Distrazione delle spese in favore del procuratore antistatario dopo il fallimento della parte (Cass. civ. Sez. 5 n. 4014 del 23.02.2026)
Principi di diritto (Massima)
La declaratoria di fallimento della parte determina lo spossessamento del debitore e la riserva della legittimazione processuale al curatore, ma residua in capo al fallito una legittimazione suppletiva di carattere straordinario in caso di oggettiva inerzia della curatela. Le spese di lite anticipate dal difensore della società fallita, disciplinate dagli artt. 91 ss. e 93 c.p.c., non hanno natura di crediti concorsuali e rimangono estranee alla dinamica del concorso. Il procuratore antistatario conserva la legittimazione a chiederne la distrazione, indipendentemente dalla sopravvenuta apertura del fallimento. L’omessa statuizione sull’istanza di distrazione integra errore materiale emendabile ai sensi degli artt. 287 e 288 c.p.c.
Il Fatto
Con ordinanza n. 23312/2024 la Corte di cassazione aveva rigettato il ricorso proposto dall’Agenzia delle Entrate, condannando la ricorrente alla rifusione delle spese in favore della controricorrente. La difesa di quest’ultima aveva dichiarato nel controricorso di aver anticipato le spese, chiedendone la distrazione in proprio favore quale procuratore antistatario. Nel dispositivo dell’ordinanza, tuttavia, la statuizione sulla distrazione non era stata inserita per un mero errore materiale. La società controricorrente, medio tempore dichiarata fallita, proponeva pertanto istanza di correzione dell’ordinanza ex artt. 287 e 288 c.p.c.

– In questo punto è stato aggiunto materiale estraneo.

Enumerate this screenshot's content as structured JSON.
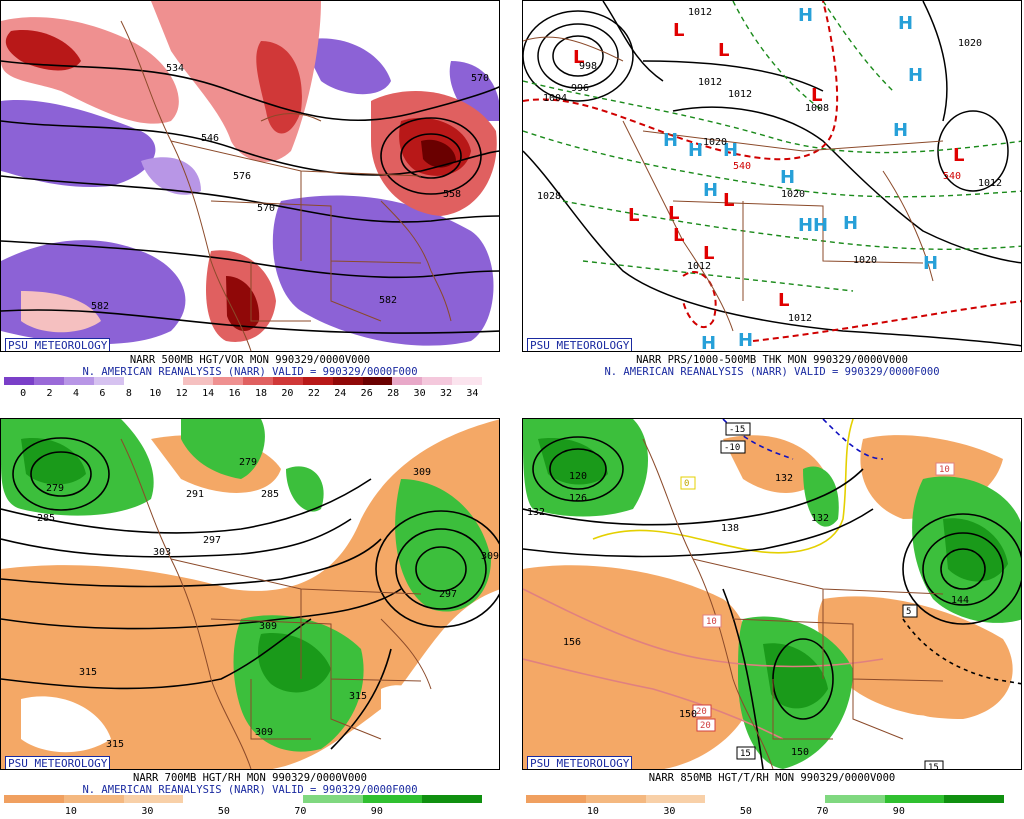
{
  "brand": "PSU METEOROLOGY",
  "panels": [
    {
      "caption_line1": "NARR 500MB HGT/VOR MON 990329/0000V000",
      "caption_line2": "N. AMERICAN REANALYSIS (NARR) VALID = 990329/0000F000",
      "colorbar_colors": [
        "#7a3fc8",
        "#9a6ad8",
        "#b896e6",
        "#d6c2f0",
        "#ffffff",
        "#ffffff",
        "#f5c0c0",
        "#ef9090",
        "#e06060",
        "#d03838",
        "#b81818",
        "#900808",
        "#6a0000",
        "#e8a8c8",
        "#f4c8dc",
        "#fbe4ee"
      ],
      "colorbar_ticks": [
        "0",
        "2",
        "4",
        "6",
        "8",
        "10",
        "12",
        "14",
        "16",
        "18",
        "20",
        "22",
        "24",
        "26",
        "28",
        "30",
        "32",
        "34"
      ],
      "contour_labels": [
        "534",
        "570",
        "546",
        "558",
        "570",
        "582",
        "582",
        "576",
        "534"
      ]
    },
    {
      "caption_line1": "NARR PRS/1000-500MB THK MON 990329/0000V000",
      "caption_line2": "N. AMERICAN REANALYSIS (NARR) VALID = 990329/0000F000",
      "contour_labels": [
        "1012",
        "1012",
        "1012",
        "1028",
        "1020",
        "1020",
        "1012",
        "1012",
        "1020",
        "1012",
        "1004",
        "1008",
        "1020",
        "996",
        "998",
        "540",
        "540"
      ],
      "high_symbol": "H",
      "low_symbol": "L"
    },
    {
      "caption_line1": "NARR 700MB HGT/RH MON 990329/0000V000",
      "caption_line2": "N. AMERICAN REANALYSIS (NARR) VALID = 990329/0000F000",
      "colorbar_colors": [
        "#f0a060",
        "#f4b880",
        "#f8d0a8",
        "#ffffff",
        "#ffffff",
        "#80d880",
        "#30c030",
        "#109010"
      ],
      "colorbar_ticks": [
        "10",
        "30",
        "50",
        "70",
        "90"
      ],
      "contour_labels": [
        "279",
        "291",
        "285",
        "279",
        "309",
        "303",
        "297",
        "309",
        "315",
        "315",
        "309",
        "315",
        "297",
        "285",
        "309"
      ]
    },
    {
      "caption_line1": "NARR 850MB HGT/T/RH MON 990329/0000V000",
      "caption_line2": "",
      "colorbar_colors": [
        "#f0a060",
        "#f4b880",
        "#f8d0a8",
        "#ffffff",
        "#ffffff",
        "#80d880",
        "#30c030",
        "#109010"
      ],
      "colorbar_ticks": [
        "10",
        "30",
        "50",
        "70",
        "90"
      ],
      "contour_labels": [
        "120",
        "126",
        "132",
        "132",
        "138",
        "144",
        "150",
        "156",
        "150",
        "132",
        "-15",
        "-10",
        "0",
        "10",
        "20",
        "20",
        "5",
        "15",
        "10",
        "15"
      ]
    }
  ]
}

La Motivazione della Corte
La Corte ha preliminarmente verificato la sussistenza della legittimazione della società fallita a resistere nel giudizio di legittimità. Sul piano cronologico, la dichiarazione di fallimento era intervenuta successivamente alle sentenze di merito ma prima della notifica del ricorso per cassazione e del deposito del controricorso. In chiave sistematica, la dichiarazione di fallimento determina il c.d. spossessamento del debitore, ex art. 42 L. fall. (ora art. 142 CCII), con riserva della legittimazione processuale in capo al curatore, ex art. 43 L. fall. (ora art. 143 CCII).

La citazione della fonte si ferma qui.